A. Ryan
A. Ryan

Reputation: 3

C Structure variable access

I would like some help accessing the arrays in my struct. My program compiles without any errors, but stalls when I try to change some values in my struct. I'm stumped as to what the problem is, and would greatly appreciate some assistance.

Global struct declaration:

typedef struct Data {
    float timestamp[array_length];
    float azimuth[array_length];
    float distance[array_length];
    float signal_strength[array_length];
} Datain;

Datain *dataptr;

This is were I try to initialize the arrays to what I would like them to be:

for (i = 0; i <  array_length; i++)
{
    dataptr->timestamp[i]=-100;
    dataptr->distance[i]=-100;
    dataptr->azimuth[i]=-100;
    dataptr->signal_strength[i]=-100;
}

Let me know what you think

Upvotes: 0

Views: 55

Answers (1)

Pablo
Pablo

Reputation: 13580

dataptr is an uninitialized pointer, it's pointing to nowhere. You have to allocate memory for it:

dataptr = malloc(sizeof *dataptr); // or malloc(size * sizeof *dataptr)
                                   // for allocating size Datain objects
if(dataptr == NULL)
{
    // error handling
    // do not continue
}

for(i=0;i<array_length;i++)
{
    dataptr->timestamp[i]=-100;
    dataptr->distance[i]=-100;
    dataptr->azimuth[i]=-100;
    dataptr->signal_strength[i]=-100;
}

/*
   or if you do the malloc(size * sizeof *dataptr)

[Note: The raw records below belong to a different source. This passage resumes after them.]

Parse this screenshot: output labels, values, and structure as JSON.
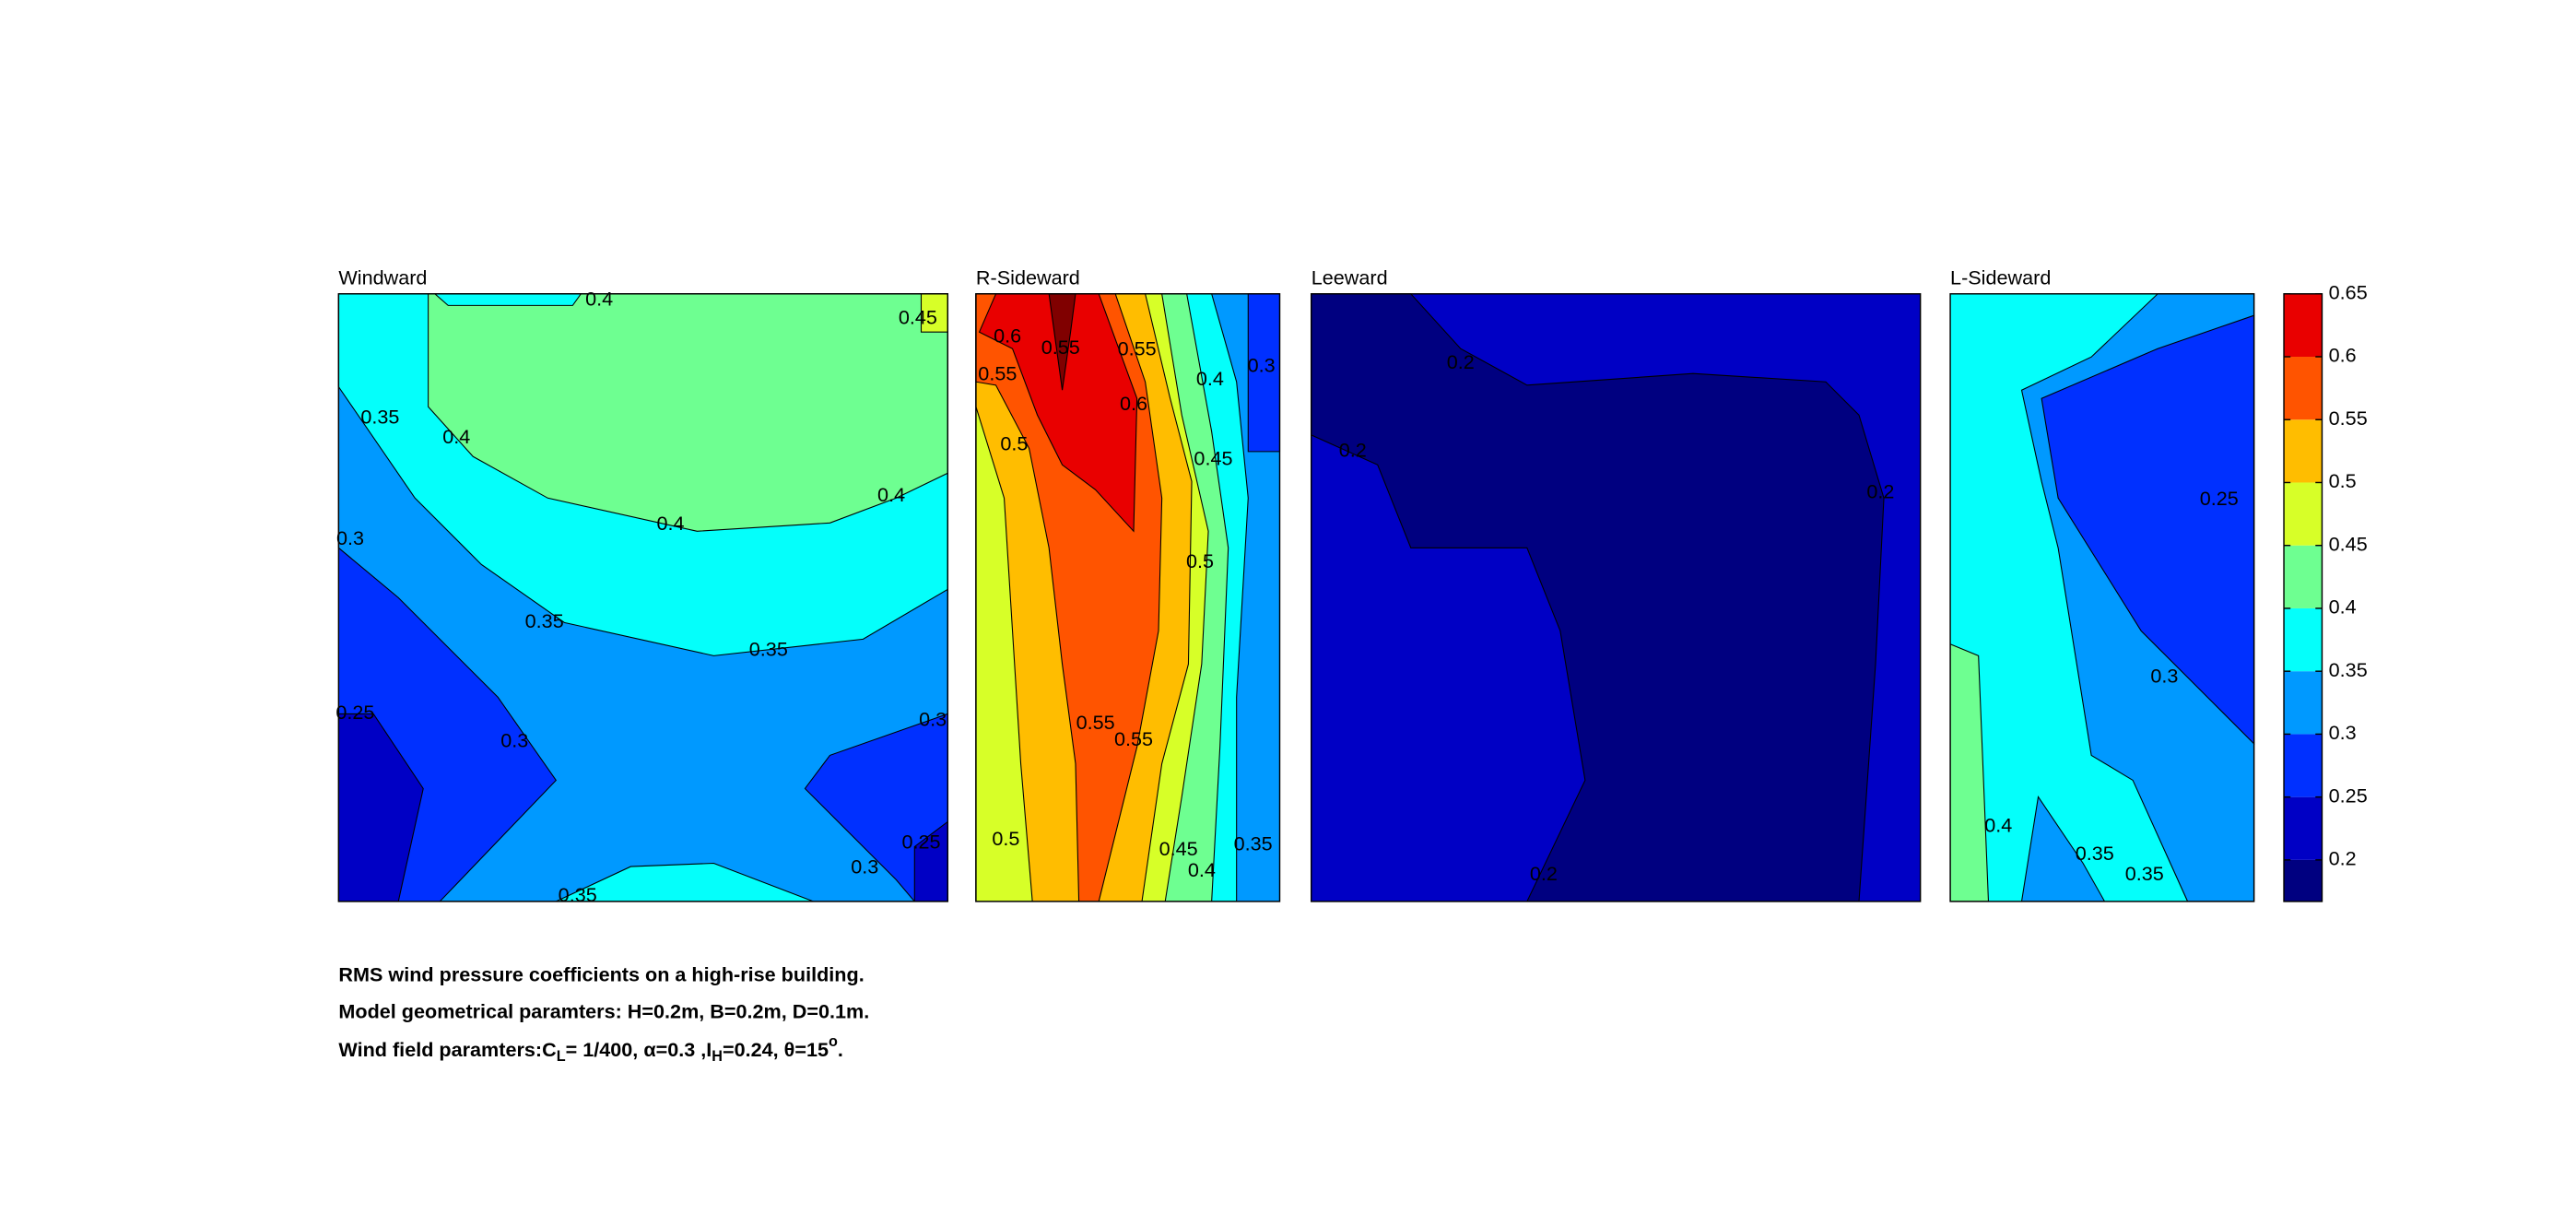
{
  "chart_data": [
    {
      "type": "contour",
      "title": "Windward",
      "contour_labels": [
        0.4,
        0.45,
        0.35,
        0.4,
        0.4,
        0.3,
        0.4,
        0.35,
        0.35,
        0.25,
        0.3,
        0.3,
        0.3,
        0.25,
        0.35
      ]
    },
    {
      "type": "contour",
      "title": "R-Sideward",
      "contour_labels": [
        0.6,
        0.55,
        0.55,
        0.55,
        0.6,
        0.4,
        0.3,
        0.5,
        0.45,
        0.5,
        0.55,
        0.55,
        0.5,
        0.45,
        0.4,
        0.35
      ]
    },
    {
      "type": "contour",
      "title": "Leeward",
      "contour_labels": [
        0.2,
        0.2,
        0.2,
        0.2
      ]
    },
    {
      "type": "contour",
      "title": "L-Sideward",
      "contour_labels": [
        0.25,
        0.3,
        0.4,
        0.35,
        0.35
      ]
    }
  ],
  "colorbar": {
    "colormap": "jet",
    "ylim": [
      0.167,
      0.65
    ],
    "yticks": [
      0.2,
      0.25,
      0.3,
      0.35,
      0.4,
      0.45,
      0.5,
      0.55,
      0.6,
      0.65
    ]
  },
  "caption": [
    "RMS wind pressure coefficients on a high-rise building.",
    "Model geometrical paramters: H=0.2m, B=0.2m, D=0.1m.",
    [
      "Wind field paramters:C",
      "L",
      "= 1/400, α=0.3 ,I",
      "H",
      "=0.24, θ=15",
      "o",
      "."
    ]
  ]
}
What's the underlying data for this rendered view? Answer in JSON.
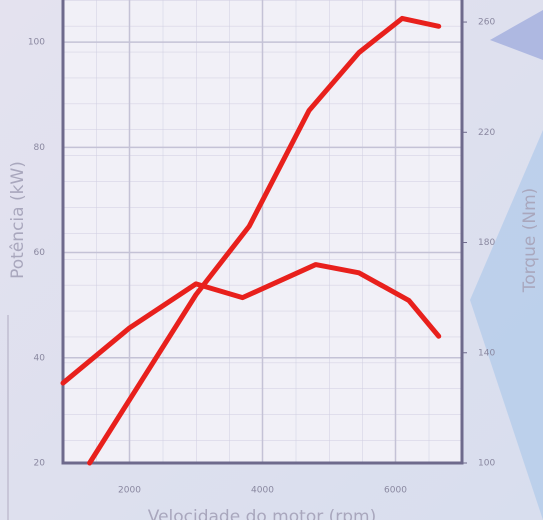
{
  "chart_data": {
    "type": "line",
    "x_label": "Velocidade do motor (rpm)",
    "y_label": "Potência (kW)",
    "y2_label": "Torque (Nm)",
    "xlim": [
      1000,
      7000
    ],
    "xticks": [
      2000,
      4000,
      6000
    ],
    "ylim": [
      20,
      108
    ],
    "yticks": [
      20,
      40,
      60,
      80,
      100
    ],
    "y2lim": [
      100,
      268
    ],
    "y2ticks": [
      100,
      140,
      180,
      220,
      260
    ],
    "grid": true,
    "series": [
      {
        "name": "Potência",
        "color": "#e8201c",
        "x": [
          1400,
          2200,
          3000,
          3800,
          4700,
          5450,
          6100,
          6650
        ],
        "values": [
          20,
          36,
          52,
          65,
          87,
          98,
          104.5,
          103
        ]
      },
      {
        "name": "Torque",
        "color": "#e8201c",
        "axis": "y2",
        "x": [
          1000,
          2000,
          3000,
          3700,
          4800,
          5450,
          6200,
          6650
        ],
        "values": [
          129,
          149,
          165,
          160,
          172,
          169,
          159,
          146
        ]
      }
    ]
  }
}
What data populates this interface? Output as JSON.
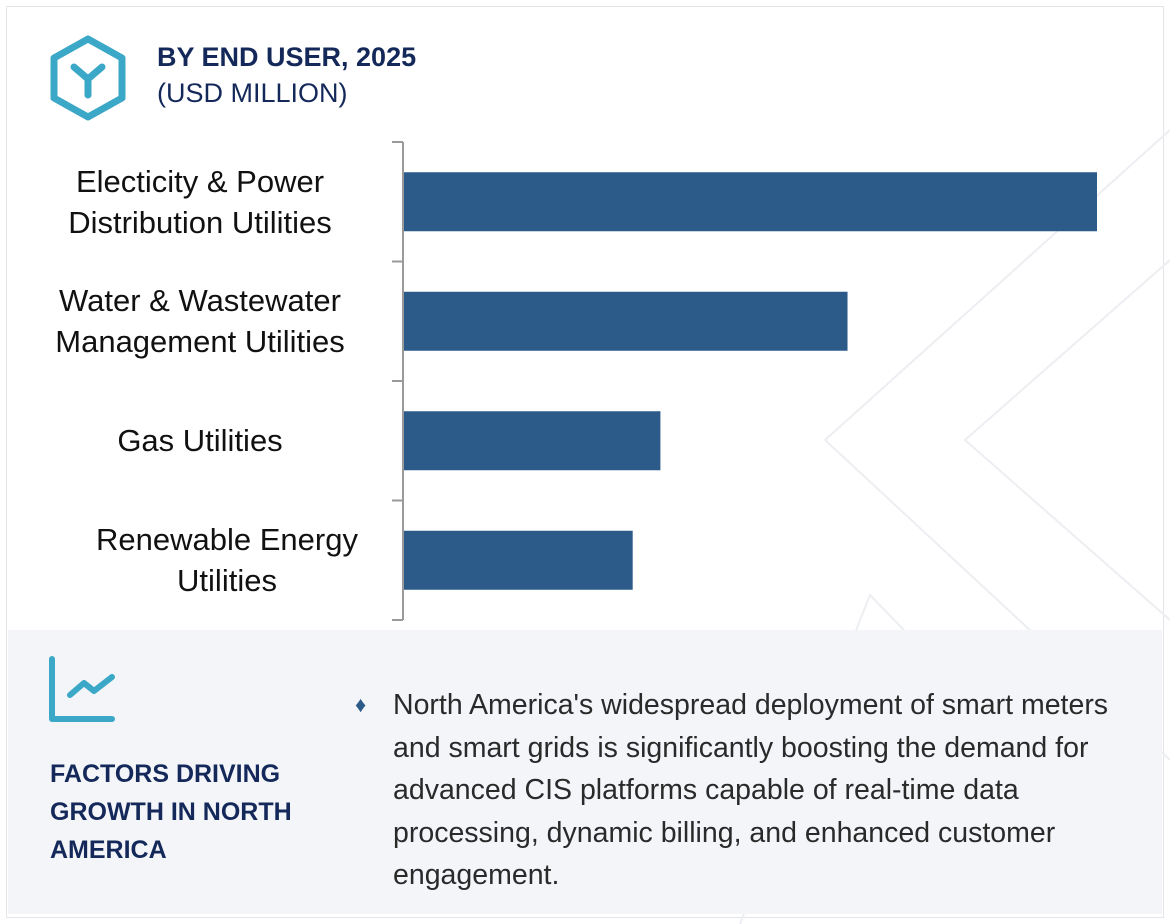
{
  "header": {
    "title": "BY END USER, 2025",
    "subtitle": "(USD MILLION)",
    "logo_icon": "hexagon-y-icon"
  },
  "colors": {
    "bar": "#2c5b8a",
    "accent": "#3aa8c6",
    "heading": "#14295a",
    "panel_bg": "#f3f5f9"
  },
  "chart_data": {
    "type": "bar",
    "orientation": "horizontal",
    "title": "BY END USER, 2025",
    "subtitle": "(USD MILLION)",
    "categories": [
      "Electicity & Power Distribution Utilities",
      "Water & Wastewater Management Utilities",
      "Gas Utilities",
      "Renewable Energy Utilities"
    ],
    "category_lines": [
      [
        "Electicity & Power",
        "Distribution Utilities"
      ],
      [
        "Water & Wastewater",
        "Management Utilities"
      ],
      [
        "Gas Utilities"
      ],
      [
        "Renewable Energy",
        "Utilities"
      ]
    ],
    "values_relative": [
      100,
      64,
      37,
      33
    ],
    "value_axis_shown": false,
    "grid": false
  },
  "factors": {
    "icon": "trend-line-chart-icon",
    "heading": "FACTORS DRIVING GROWTH IN NORTH AMERICA",
    "bullet_icon": "diamond-bullet-icon",
    "text": "North America's widespread deployment of smart meters and smart grids is significantly boosting the demand for advanced CIS platforms capable of real-time data processing, dynamic billing, and enhanced customer engagement."
  }
}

for(size_t i = 0; i < size; ++i)
{
    for(size_t j = 0; j < array_length; ++j)
    {
        dataptr[i].timestamp[j]=-100;
        dataptr[i].distance[j]=-100;
        dataptr[i].azimuth[j]=-100;
        dataptr[i].signal_strength[j]=-100;
    }
}
*/

and later you don't have to forget to free the memory with

free(dataptr);

And if dataptr is meant to be a single object, then you don't need to declare it as a pointer:

Datain dataptr; // no * here

then later in a function

for(i=0;i<array_length;i++)
{
    dataptr.timestamp[i]=-100;
    dataptr.distance[i]=-100;
    dataptr.azimuth[i]=-100;
    dataptr.signal_strength[i]=-100;
}

and here you don't need to free the memory.